9. Are some tumors more likely to bleed during surgery?
Yes. Renal Cell Carcinoma and Thyroid Carcinoma are notorious for being hypervascular, often requiring pre-operative embolization.

10. What is the prognosis for a patient with this diagnosis?
Prognosis varies widely based on the primary tumor type. While a fracture indicates Stage IV disease, modern treatments allow for significant palliation and maintenance of functional independence.

7. Long-Term Prognosis and Conclusion

The long-term prognosis for a patient with a pathologic humeral fracture is dictated primarily by the biology of the underlying neoplasm. While the fracture itself is a major life event, contemporary orthopedic oncology emphasizes "functional survival." The goal is not just to extend life, but to ensure that the patient remains pain-free and able to use their arm for the duration of their illness.

Modern surgical techniques, combined with targeted systemic therapies, have significantly improved outcomes. Early detection via the Mirels' criteria remains the most effective tool for preventing the morbidity associated with a completed fracture.
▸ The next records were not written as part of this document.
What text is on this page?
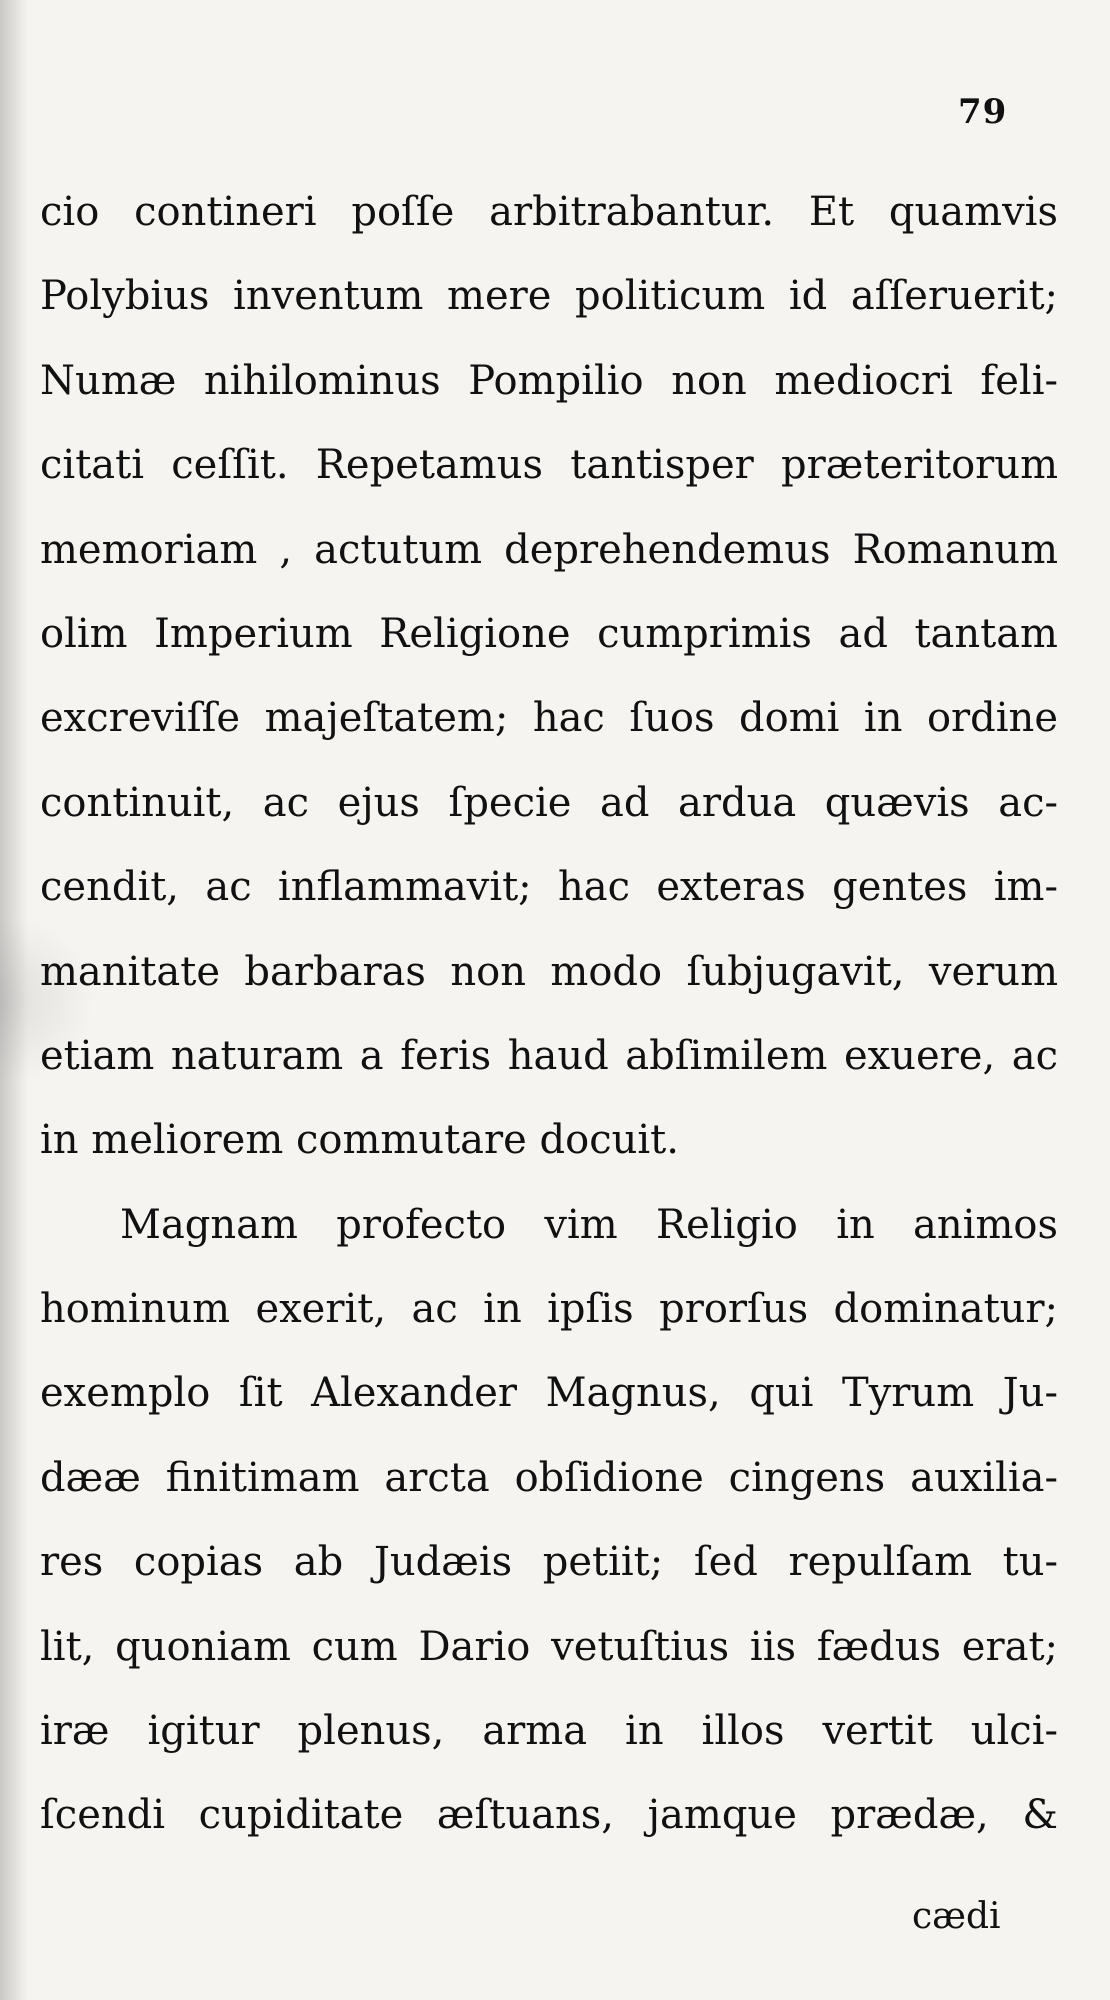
79
cio contineri poſſe arbitrabantur. Et quamvis
Polybius inventum mere politicum id aſſeruerit;
Numæ nihilominus Pompilio non mediocri feli-
citati ceſſit. Repetamus tantisper præteritorum
memoriam , actutum deprehendemus Romanum
olim Imperium Religione cumprimis ad tantam
excreviſſe majeſtatem; hac ſuos domi in ordine
continuit, ac ejus ſpecie ad ardua quævis ac-
cendit, ac inflammavit; hac exteras gentes im-
manitate barbaras non modo ſubjugavit, verum
etiam naturam a feris haud abſimilem exuere, ac
in meliorem commutare docuit.
Magnam profecto vim Religio in animos
hominum exerit, ac in ipſis prorſus dominatur;
exemplo ſit Alexander Magnus, qui Tyrum Ju-
dææ finitimam arcta obſidione cingens auxilia-
res copias ab Judæis petiit; ſed repulſam tu-
lit, quoniam cum Dario vetuſtius iis fædus erat;
iræ igitur plenus, arma in illos vertit ulci-
ſcendi cupiditate æſtuans, jamque prædæ, &
cædi
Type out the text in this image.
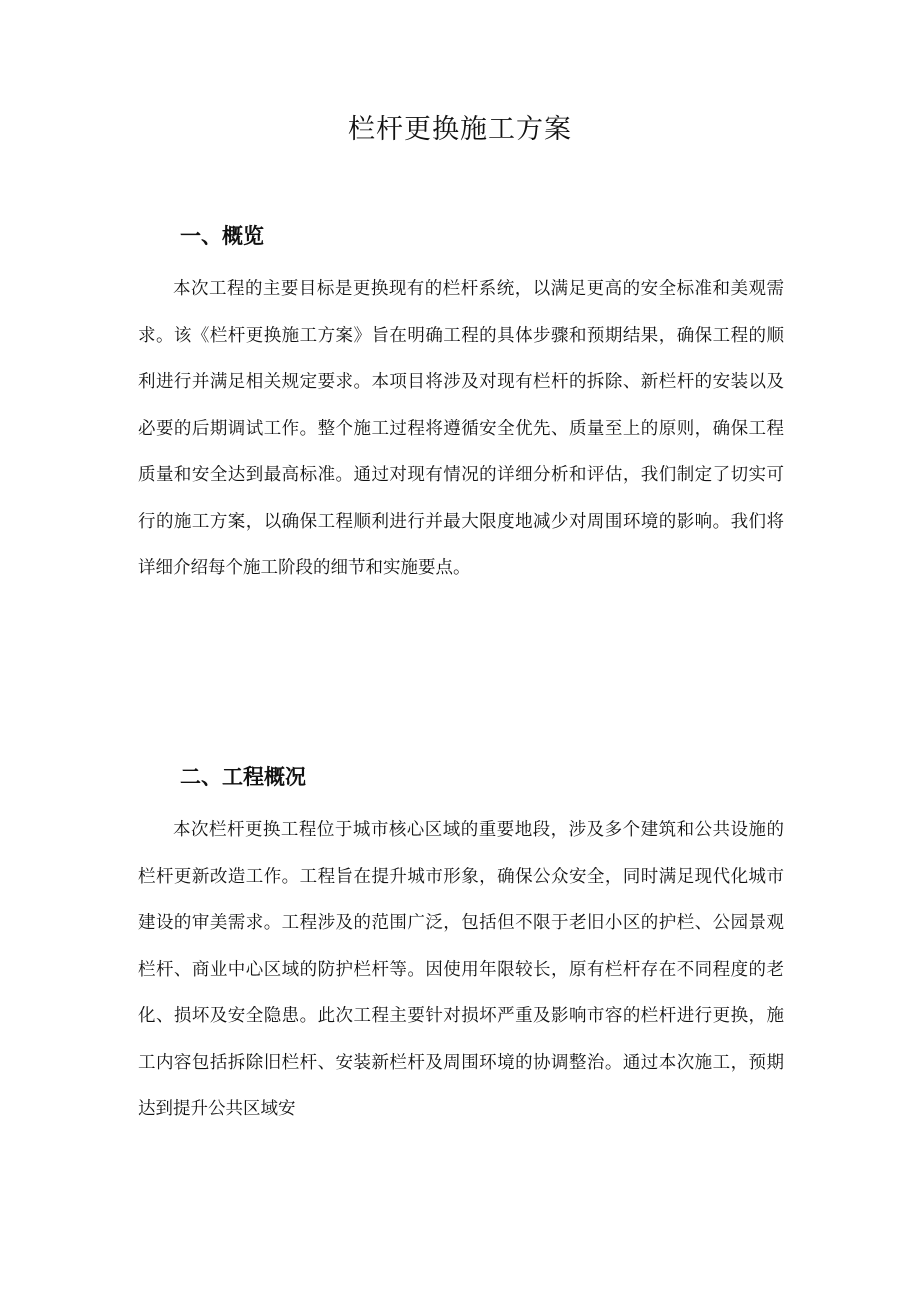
栏杆更换施工方案
一、概览

本次工程的主要目标是更换现有的栏杆系统，以满足更高的安全标准和美观需求。该《栏杆更换施工方案》旨在明确工程的具体步骤和预期结果，确保工程的顺利进行并满足相关规定要求。本项目将涉及对现有栏杆的拆除、新栏杆的安装以及必要的后期调试工作。整个施工过程将遵循安全优先、质量至上的原则，确保工程质量和安全达到最高标准。通过对现有情况的详细分析和评估，我们制定了切实可行的施工方案，以确保工程顺利进行并最大限度地减少对周围环境的影响。我们将详细介绍每个施工阶段的细节和实施要点。

二、工程概况

本次栏杆更换工程位于城市核心区域的重要地段，涉及多个建筑和公共设施的栏杆更新改造工作。工程旨在提升城市形象，确保公众安全，同时满足现代化城市建设的审美需求。工程涉及的范围广泛，包括但不限于老旧小区的护栏、公园景观栏杆、商业中心区域的防护栏杆等。因使用年限较长，原有栏杆存在不同程度的老化、损坏及安全隐患。此次工程主要针对损坏严重及影响市容的栏杆进行更换，施工内容包括拆除旧栏杆、安装新栏杆及周围环境的协调整治。通过本次施工，预期达到提升公共区域安
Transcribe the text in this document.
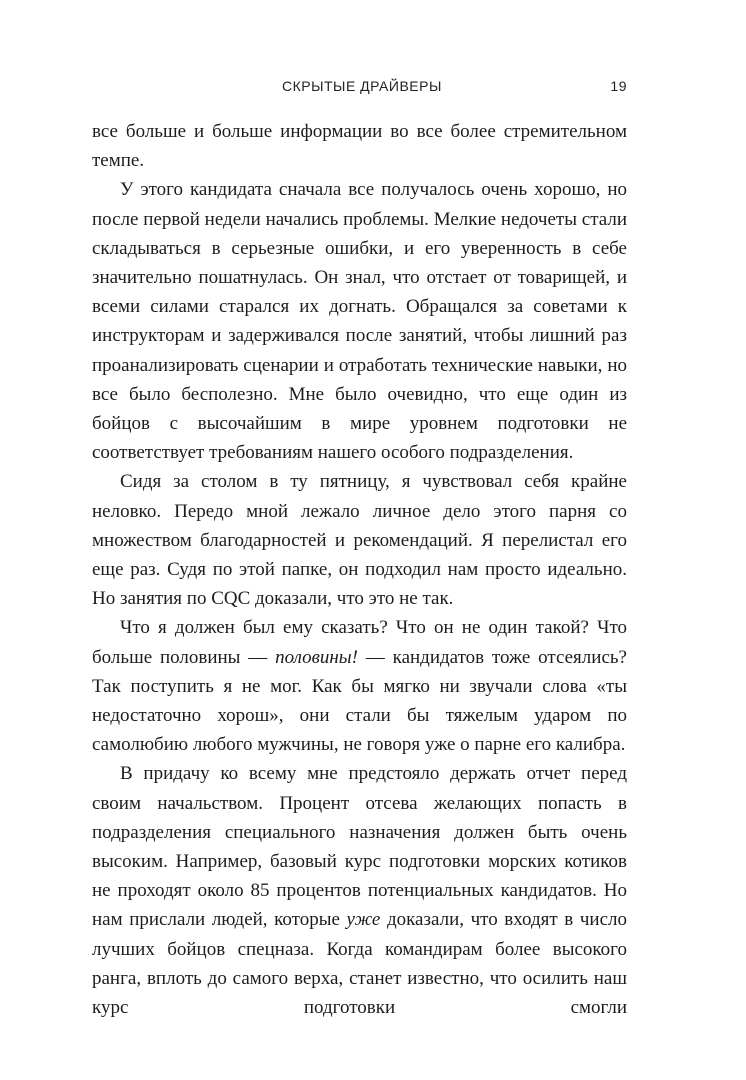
СКРЫТЫЕ ДРАЙВЕРЫ	19

все больше и больше информации во все более стремительном темпе.

У этого кандидата сначала все получалось очень хорошо, но после первой недели начались проблемы. Мелкие недочеты стали складываться в серьезные ошибки, и его уверенность в себе значительно пошатнулась. Он знал, что отстает от товарищей, и всеми силами старался их догнать. Обращался за советами к инструкторам и задерживался после занятий, чтобы лишний раз проанализировать сценарии и отработать технические навыки, но все было бесполезно. Мне было очевидно, что еще один из бойцов с высочайшим в мире уровнем подготовки не соответствует требованиям нашего особого подразделения.

Сидя за столом в ту пятницу, я чувствовал себя крайне неловко. Передо мной лежало личное дело этого парня со множеством благодарностей и рекомендаций. Я перелистал его еще раз. Судя по этой папке, он подходил нам просто идеально. Но занятия по CQC доказали, что это не так.

Что я должен был ему сказать? Что он не один такой? Что больше половины — половины! — кандидатов тоже отсеялись? Так поступить я не мог. Как бы мягко ни звучали слова «ты недостаточно хорош», они стали бы тяжелым ударом по самолюбию любого мужчины, не говоря уже о парне его калибра.

В придачу ко всему мне предстояло держать отчет перед своим начальством. Процент отсева желающих попасть в подразделения специального назначения должен быть очень высоким. Например, базовый курс подготовки морских котиков не проходят около 85 процентов потенциальных кандидатов. Но нам прислали людей, которые уже доказали, что входят в число лучших бойцов спецназа. Когда командирам более высокого ранга, вплоть до самого верха, станет известно, что осилить наш курс подготовки смогли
Orthopedic specialists must maintain a high index of suspicion in any patient with a known history of malignancy who presents with localized arm pain, regardless of the absence of clear trauma.

Ultimately, the management of this condition requires a compassionate, patient-centered approach. By balancing the rigors of surgical intervention against the goals of palliative care, clinicians can provide a significant improvement in the patient’s quality of life, allowing them to focus on their ongoing systemic treatment and recovery.